If you do any Silverlight development, you'll likely end up spending a good deal of time switching between Expression Blend and Visual Studio.  Blend is the designer tool that lets you build the pretty XAML interfaces in a WYSIWYG mode.  The UI in Blend is distinctly different from Visual Studio, with mostly black backgrounds.  When you switch over to Visual Studio to write your code, it can be quite jarring on the eyes moving to the code-editor with it's mostly black and blue text on a white background.

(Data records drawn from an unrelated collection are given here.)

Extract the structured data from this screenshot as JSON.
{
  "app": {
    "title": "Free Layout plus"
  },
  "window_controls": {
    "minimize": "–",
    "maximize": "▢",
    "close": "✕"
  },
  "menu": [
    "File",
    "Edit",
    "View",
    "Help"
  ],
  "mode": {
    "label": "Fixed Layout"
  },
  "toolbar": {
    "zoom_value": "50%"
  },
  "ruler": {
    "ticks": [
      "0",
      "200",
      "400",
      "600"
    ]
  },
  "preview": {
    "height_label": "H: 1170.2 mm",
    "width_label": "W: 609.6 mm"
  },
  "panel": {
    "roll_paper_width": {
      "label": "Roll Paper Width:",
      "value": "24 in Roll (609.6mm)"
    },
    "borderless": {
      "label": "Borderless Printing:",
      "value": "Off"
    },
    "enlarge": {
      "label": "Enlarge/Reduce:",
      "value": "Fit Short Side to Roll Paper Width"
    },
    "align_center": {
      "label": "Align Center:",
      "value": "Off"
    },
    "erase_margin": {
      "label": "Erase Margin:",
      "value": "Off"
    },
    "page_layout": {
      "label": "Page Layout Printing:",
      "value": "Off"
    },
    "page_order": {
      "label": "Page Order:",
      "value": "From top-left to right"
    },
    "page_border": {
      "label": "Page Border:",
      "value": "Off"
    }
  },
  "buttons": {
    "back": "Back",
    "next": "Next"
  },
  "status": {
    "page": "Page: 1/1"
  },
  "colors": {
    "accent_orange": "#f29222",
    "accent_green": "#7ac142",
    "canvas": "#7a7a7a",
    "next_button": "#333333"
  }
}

If you've played around with Ruby on the Mac, there is a color scheme for TextMate (a code editor on the Mac) that is popular called Vibrant Ink.  This scheme features white, orange, and green text on a black background.  John Lam, who is leading the IronRuby efforts at Microsoft, created an equivalent theme for Visual Studio back in June.  I learned about it recently while browsing Rob Conery's blog.  Rob is the creator of the SubSonic framework on .NET.  He recently posted his own tweaks to the 'Vibrant Ink' theme released by Jon Lam.

I've loaded this theme into Visual Studio on my machine and am going to give it try the next couple of weeks.  Hopefully it will be less jarring on my eyes (which seem stressed lately from using the default 1900x1200 resolution on a 15.4 inch laptop screen).  The only thing I've found off the bat is that the colors don't map so well for XAML.  Instead of the 4-color default scheme for XAML, it appears you only get a 2-color scheme one there.  I suppose if it annoys me enough, I can go figure out how to update the theme to get more colors back.  Although, I hope to not be editing XAML a lot in Visual Studio since that is what Blend is for!

After you pick up the .vssettings file from either John or Rob, you can easily import it into Visual Studio with the import instructions here on MSDN.  Give it a try and let me know what you think.   Also, if anyone tweaks it to have better colors on the XAML files, let me know!